You will be fined if you are caught with more than one driver’s licence. The Central Government has mandated that all states and Union Territories issue DLs and RCs that are identical in design, colour, and security features beginning October 1, 2019. All future driver's licences will include a smart chip that can be accessed by traffic cops via a QR code. The smart chip will store information about the driver, such as name, blood group, address, and history of previous violations, among other things. But what if you have two licences for different classes of vehicles? In that case, you need to club or renew such licences through the Parivahan Sewa website www.parivahan.gov.in .

General Violations

Driving without a seatbelt will attract a fine of INR 1,000 or/and community service. If you are caught driving without a helmet, you are liable to pay a fine of INR 1,000 and/or licence revocation and community service for 3 months. Riding with a phone in hand is an offence with a fine of INR 5,000. Your safety while on the road can also be compromised by rash driving. To curb this, the penalty has been increased to one year in prison or a fine of INR 1,000-5,000. A second offence carries a penalty of two years in prison or a INR 10,000 fine. In addition to this, situations like using horn in silent zones, not giving way to ambulance & fire engine  and jumping red light will attract a fine of INR 2,000, INR 10,000 and INR 1000-5000 respectively.


In India, tripling is a common occurrence. Think twice the next time you're planning to do a triple-seat ride with your friends. The fine was previously set at INR 100, but has now been raised to Rs 2,000. The DL will also be turned off for three months. 

The above-mentioned traffic fines are an overall picture. It's worth noting, however, that RTO fines can vary from state to state. The fines imposed by the Mumbai traffic police may differ from those imposed by the Bangalore RTO. For example, 'using a cellphone while driving' is an offence that the Mumbai RTO fines INR 200 for, but Bangalore RTO may fine INR 100. RTO fines can be paid online with an RTO challan (also known as an e-challan).

To ensure that this new set of rules actually results in the desired change, the Ministry of Road Transport and Highways has digitised the fine collection process through e-challans in order to increase adherence to the law, improve transparency, and reduce the risk of bribery in lieu of traffic police fine. 

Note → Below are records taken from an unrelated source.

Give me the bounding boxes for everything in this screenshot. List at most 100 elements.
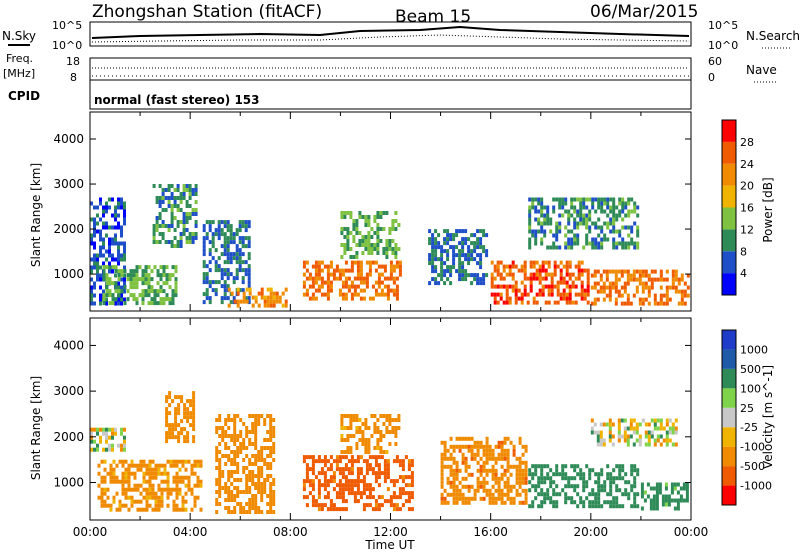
velocity-cell — [269, 462, 273, 466]
power-cell — [173, 188, 177, 192]
velocity-cell — [670, 486, 674, 491]
power-cell — [588, 197, 592, 202]
velocity-cell — [171, 427, 175, 432]
velocity-cell — [230, 470, 234, 474]
velocity-cell — [449, 456, 453, 461]
power-cell — [537, 201, 541, 206]
power-region-9 — [528, 197, 640, 250]
power-cell — [597, 241, 601, 246]
power-region-8 — [490, 260, 590, 305]
velocity-cell — [364, 442, 368, 446]
power-cell — [526, 300, 530, 305]
power-cell — [686, 285, 690, 290]
power-cell — [394, 211, 398, 215]
power-cell — [174, 293, 178, 298]
velocity-cell — [177, 435, 181, 440]
power-cell — [605, 293, 609, 298]
power-cell — [155, 220, 159, 224]
power-cell — [446, 265, 450, 270]
power-cell — [668, 297, 672, 302]
power-cell — [158, 200, 162, 204]
power-cell — [638, 301, 642, 306]
velocity-cell — [362, 479, 366, 484]
power-cell — [464, 229, 468, 234]
velocity-cell — [251, 478, 255, 482]
velocity-cell — [123, 427, 126, 432]
power-cell — [614, 281, 618, 286]
power-cell — [159, 265, 163, 270]
velocity-cell — [528, 468, 532, 473]
power-cell — [680, 301, 684, 306]
velocity-cell — [248, 498, 252, 502]
power-cell — [467, 273, 471, 278]
velocity-cell — [199, 507, 203, 512]
velocity-cell — [515, 492, 519, 497]
power-cell — [588, 213, 592, 218]
power-cell — [226, 248, 230, 253]
power-cell — [579, 197, 583, 202]
velocity-cell — [636, 504, 640, 509]
velocity-cell — [148, 503, 152, 508]
power-cell — [482, 281, 486, 286]
velocity-cell — [665, 438, 669, 443]
power-cell — [496, 284, 500, 289]
power-cell — [194, 224, 198, 228]
power-cell — [114, 301, 117, 306]
velocity-cell — [590, 430, 594, 435]
velocity-cell — [624, 488, 628, 493]
power-cell — [621, 205, 625, 210]
velocity-cell — [192, 427, 196, 432]
nsky-series — [91, 25, 690, 39]
power-cell — [254, 299, 258, 304]
velocity-cell — [181, 507, 185, 512]
velocity-cell — [111, 427, 114, 432]
power-cell — [394, 227, 398, 231]
power-cell — [241, 240, 245, 245]
velocity-cell — [494, 460, 498, 465]
power-cell — [594, 221, 598, 226]
velocity-cell — [227, 434, 231, 438]
velocity-colorbar-swatch — [722, 349, 736, 369]
power-cell — [612, 245, 616, 250]
velocity-cell — [302, 479, 306, 484]
velocity-cell — [326, 483, 330, 488]
power-cell — [99, 237, 102, 242]
power-cell — [603, 237, 607, 242]
power-cell — [464, 273, 468, 278]
power-cell — [564, 233, 568, 238]
power-cell — [535, 300, 539, 305]
power-cell — [170, 208, 174, 212]
power-cell — [458, 261, 462, 266]
velocity-cell — [340, 418, 344, 422]
power-cell — [647, 277, 651, 282]
velocity-cell — [594, 496, 598, 501]
power-cell — [156, 293, 160, 298]
power-cell — [161, 208, 165, 212]
power-cell — [129, 281, 133, 286]
power-cell — [520, 292, 524, 297]
velocity-cell — [491, 496, 495, 501]
power-cell — [585, 217, 589, 222]
velocity-cell — [407, 507, 411, 512]
power-cell — [585, 241, 589, 246]
power-cell — [96, 257, 99, 262]
velocity-cell — [236, 486, 240, 490]
velocity-cell — [221, 426, 225, 430]
velocity-cell — [103, 479, 107, 484]
power-cell — [343, 247, 347, 251]
velocity-cell — [311, 495, 315, 500]
velocity-cell — [500, 452, 504, 457]
velocity-cell — [145, 463, 149, 468]
velocity-cell — [148, 471, 152, 476]
power-cell — [155, 224, 159, 228]
power-cell — [537, 209, 541, 214]
velocity-cell — [552, 472, 556, 477]
velocity-cell — [621, 468, 625, 473]
power-cell — [538, 276, 542, 281]
velocity-cell — [174, 395, 178, 400]
velocity-cell — [608, 430, 612, 435]
power-cell — [496, 300, 500, 305]
velocity-cell — [127, 483, 131, 488]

Safety should always be the first motivation for adhering to proper driving or riding protocols, and not the hefty new fines for traffic violations. That being said, penalties will undoubtedly enforce discipline. While the government has taken necessary steps to make roads safer, you must also think ahead and become a more responsible driver by following the rules of the road. Remember, it’s your life at stake here, too!